Erstrebenswerte Zukünfte der Teilnehmer: Wo wollen wir hin? Wohin leiten uns unsere Werte? Auf welche Errungenschaften wären wir heute in 20 Jahren stolz? (Erstrebenwerte Zukünfte sind keinesfalls simple, bequeme oder angenehme Zukünfte. Machen Sie es sich nicht zu einfach!)
Gemeinsame Vision der Teilnehmer: Führen Sie einen Dialog über die Visionen der Teilnehmer. Finden Sie die gemeinsamen Elemente. Formulieren sie gemeinsam(!) eine Vision als Leitstern für die Zukunft - wenn möglich in einem Satz. Zwei bekannte Beispiele für solche Sätze sind:
“Einen Menschen auf den Mond schicken und sicher zurückbringen, bevor das Jahrzehnt vergangen ist.” J.F. Kennedy.

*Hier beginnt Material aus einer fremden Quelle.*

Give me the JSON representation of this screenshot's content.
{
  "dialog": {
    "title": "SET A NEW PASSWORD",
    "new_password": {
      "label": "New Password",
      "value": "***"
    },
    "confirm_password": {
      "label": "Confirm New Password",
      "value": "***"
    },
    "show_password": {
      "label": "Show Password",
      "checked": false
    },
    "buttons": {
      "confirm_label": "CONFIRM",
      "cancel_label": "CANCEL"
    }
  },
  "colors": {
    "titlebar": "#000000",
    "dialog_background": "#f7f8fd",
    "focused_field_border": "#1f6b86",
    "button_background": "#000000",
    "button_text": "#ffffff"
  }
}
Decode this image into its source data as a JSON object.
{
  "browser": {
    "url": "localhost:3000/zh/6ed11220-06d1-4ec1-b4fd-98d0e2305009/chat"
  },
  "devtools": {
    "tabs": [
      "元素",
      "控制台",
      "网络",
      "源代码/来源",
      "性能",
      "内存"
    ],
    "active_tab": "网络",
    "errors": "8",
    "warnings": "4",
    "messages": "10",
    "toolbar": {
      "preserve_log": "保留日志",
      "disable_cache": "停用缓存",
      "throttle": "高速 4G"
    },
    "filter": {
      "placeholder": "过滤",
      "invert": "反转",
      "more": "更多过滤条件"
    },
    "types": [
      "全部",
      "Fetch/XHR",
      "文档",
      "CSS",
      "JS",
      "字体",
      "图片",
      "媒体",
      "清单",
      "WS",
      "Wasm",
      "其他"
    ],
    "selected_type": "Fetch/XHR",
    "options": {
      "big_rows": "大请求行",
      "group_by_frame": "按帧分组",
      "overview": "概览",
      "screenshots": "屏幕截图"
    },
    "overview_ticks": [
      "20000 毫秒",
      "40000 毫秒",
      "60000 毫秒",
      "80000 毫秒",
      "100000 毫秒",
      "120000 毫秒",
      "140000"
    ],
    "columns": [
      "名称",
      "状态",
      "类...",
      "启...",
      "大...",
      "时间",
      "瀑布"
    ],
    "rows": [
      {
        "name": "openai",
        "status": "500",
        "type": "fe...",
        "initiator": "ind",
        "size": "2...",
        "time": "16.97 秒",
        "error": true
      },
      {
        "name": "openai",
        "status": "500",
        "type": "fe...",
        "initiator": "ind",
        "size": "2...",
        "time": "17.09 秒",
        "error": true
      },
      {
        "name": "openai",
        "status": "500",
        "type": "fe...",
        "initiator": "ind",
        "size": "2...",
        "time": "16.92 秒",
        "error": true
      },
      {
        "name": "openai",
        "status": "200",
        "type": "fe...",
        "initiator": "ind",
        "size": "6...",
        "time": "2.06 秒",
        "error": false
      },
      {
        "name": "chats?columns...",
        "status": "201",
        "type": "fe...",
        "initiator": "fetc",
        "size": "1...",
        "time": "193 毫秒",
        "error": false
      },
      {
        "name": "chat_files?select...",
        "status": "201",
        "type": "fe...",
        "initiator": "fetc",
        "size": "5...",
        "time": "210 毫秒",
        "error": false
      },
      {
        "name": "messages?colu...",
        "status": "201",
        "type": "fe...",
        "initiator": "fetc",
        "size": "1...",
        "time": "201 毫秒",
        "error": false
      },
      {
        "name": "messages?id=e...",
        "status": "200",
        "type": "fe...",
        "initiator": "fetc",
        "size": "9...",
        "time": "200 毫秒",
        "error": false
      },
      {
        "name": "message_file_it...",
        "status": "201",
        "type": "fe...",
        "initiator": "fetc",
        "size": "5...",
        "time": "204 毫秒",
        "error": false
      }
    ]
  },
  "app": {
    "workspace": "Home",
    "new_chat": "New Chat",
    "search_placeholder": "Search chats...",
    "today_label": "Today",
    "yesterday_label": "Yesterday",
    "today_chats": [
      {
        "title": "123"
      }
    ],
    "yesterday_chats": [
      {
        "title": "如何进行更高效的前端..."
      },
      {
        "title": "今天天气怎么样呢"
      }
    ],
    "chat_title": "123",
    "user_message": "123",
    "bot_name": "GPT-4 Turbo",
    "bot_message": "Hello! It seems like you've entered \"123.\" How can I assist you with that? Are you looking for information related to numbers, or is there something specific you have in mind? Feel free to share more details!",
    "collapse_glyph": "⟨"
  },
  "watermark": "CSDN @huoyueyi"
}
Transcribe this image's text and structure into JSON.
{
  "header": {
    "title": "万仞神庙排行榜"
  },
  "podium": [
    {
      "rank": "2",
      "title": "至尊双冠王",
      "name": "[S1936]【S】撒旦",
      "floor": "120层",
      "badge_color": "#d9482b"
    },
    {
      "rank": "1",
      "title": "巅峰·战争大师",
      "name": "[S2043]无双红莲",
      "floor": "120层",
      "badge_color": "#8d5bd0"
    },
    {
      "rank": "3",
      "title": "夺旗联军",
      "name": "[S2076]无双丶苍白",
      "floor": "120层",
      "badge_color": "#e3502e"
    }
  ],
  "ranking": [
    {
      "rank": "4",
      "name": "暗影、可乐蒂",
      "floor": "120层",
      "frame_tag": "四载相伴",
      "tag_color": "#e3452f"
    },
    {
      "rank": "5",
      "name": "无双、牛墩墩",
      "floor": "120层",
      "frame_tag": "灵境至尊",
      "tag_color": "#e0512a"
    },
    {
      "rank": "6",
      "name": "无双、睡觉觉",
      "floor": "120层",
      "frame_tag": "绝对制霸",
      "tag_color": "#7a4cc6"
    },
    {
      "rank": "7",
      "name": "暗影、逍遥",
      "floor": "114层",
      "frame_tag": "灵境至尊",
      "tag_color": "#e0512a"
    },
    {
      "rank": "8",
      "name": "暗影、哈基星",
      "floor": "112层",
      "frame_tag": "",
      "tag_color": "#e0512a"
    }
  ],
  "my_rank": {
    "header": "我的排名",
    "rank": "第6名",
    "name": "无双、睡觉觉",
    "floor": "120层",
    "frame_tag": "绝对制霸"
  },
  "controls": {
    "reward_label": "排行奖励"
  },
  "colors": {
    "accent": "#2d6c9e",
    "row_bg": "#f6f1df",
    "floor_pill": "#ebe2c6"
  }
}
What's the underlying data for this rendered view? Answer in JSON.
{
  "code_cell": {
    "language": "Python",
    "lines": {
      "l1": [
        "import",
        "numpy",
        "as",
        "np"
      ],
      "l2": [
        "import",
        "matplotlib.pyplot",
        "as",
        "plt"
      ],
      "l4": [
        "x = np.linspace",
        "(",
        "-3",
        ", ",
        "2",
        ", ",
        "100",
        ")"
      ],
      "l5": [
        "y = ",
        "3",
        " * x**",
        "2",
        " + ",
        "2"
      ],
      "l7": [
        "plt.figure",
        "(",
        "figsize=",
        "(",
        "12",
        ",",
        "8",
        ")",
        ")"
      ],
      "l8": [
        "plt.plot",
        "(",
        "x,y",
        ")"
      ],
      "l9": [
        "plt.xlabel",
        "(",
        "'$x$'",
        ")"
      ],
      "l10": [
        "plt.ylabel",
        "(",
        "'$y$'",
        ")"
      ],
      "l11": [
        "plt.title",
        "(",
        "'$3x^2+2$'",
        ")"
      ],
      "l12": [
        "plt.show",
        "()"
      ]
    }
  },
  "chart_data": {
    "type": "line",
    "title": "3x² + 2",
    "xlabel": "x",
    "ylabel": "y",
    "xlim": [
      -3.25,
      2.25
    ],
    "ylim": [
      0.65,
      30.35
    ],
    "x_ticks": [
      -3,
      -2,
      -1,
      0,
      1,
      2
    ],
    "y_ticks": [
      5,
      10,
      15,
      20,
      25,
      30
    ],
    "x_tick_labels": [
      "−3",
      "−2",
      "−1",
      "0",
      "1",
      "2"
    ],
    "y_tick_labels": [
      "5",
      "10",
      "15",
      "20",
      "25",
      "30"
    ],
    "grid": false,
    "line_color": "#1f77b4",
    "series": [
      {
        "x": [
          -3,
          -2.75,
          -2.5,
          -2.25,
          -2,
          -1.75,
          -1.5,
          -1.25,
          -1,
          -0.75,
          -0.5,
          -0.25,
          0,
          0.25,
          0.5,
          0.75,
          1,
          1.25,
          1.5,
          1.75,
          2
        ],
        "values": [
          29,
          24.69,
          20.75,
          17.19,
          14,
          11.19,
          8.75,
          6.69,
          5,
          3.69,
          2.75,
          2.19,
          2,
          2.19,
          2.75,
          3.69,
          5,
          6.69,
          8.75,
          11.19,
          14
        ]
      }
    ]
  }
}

“Ich möchte ein Auto für die ganze Gesellschaft bauen.” H. Ford.
- Ehrgeizige Ziele: Was sind die wichtigen und konkreten Schritte, die dazu beitragen, dass die gemeinsame Vision Wirklichkeit wird. Diese Ziele sollen konkret und wenn möglich auch messbar formuliert und vom gesamten Teilnehmerkreis getragen werden.
- Nachbereitung vornehmen, Umsetzung begleiten Erstellen Sie ein ausführliches Protokoll. Es ist eine wichtige Erinnerung für alle Teilnehmer an den Visionsprozess und enthält als Ideenspeicher viele Anregungen zur Weiterarbeit. Es ist auch wichtig, um die Vision in die Breite tragen, dazu benötigen Sie ggf. eine erläuterte, publikationsfähige Version des Protokolls. Der Prüfstein für einen Visionsprozess ist die Umsetzung. Stellen Sie sicher, dass die Vision in den folgenden Schritten z.B. Auswirkungsanalyse, Trendradar und Roadmapping berücksichtigt wird. Der Visionsworkshop muss geplanter und wichtiger Teil des Foresight-Prozesses sein, kein ‘Extra’.
Tipp: ‘Aufhängen ist nicht genug.’ Planen Sie Folgeaktivitäten systematisch. Begleiten Sie die Nutzung der Vision in den Folgeschritten der Planung und Innovationsaktivitäten.
11.5 Fazit
- Führen Sie einen Visionsprozess nur durch, wenn Sie das Ergebnis auch ernstnehmen und umsetzen wollen. Sonst erzeugen Sie Frustration statt Begeisterung.
- Bereiten Sie den Visionsprozess sorgfältig vor
- Führen Sie den (oder in großen Organisationen mehrere) Visionsworkshop durch
- Bereiten Sie das Ergebnis ausführlich auf
- Stellen Sie sicher, dass die Vision in Planung und Innovationsaktivitäten genutzt wird. Begleiten Sie die Nutzung der Vision in den folgenden Schritten
11.6 Weiterführende Informationen
Bezold, Clem. Aspirational Futures. In: Journal of Futures Studies, May 2009, 13(4): 81 - 90
Jungk, R., Müllert, N. R. Zukunftswerkstätten: Mit Phantasie gegen Routine und Resignation. Heyne, München. 1989.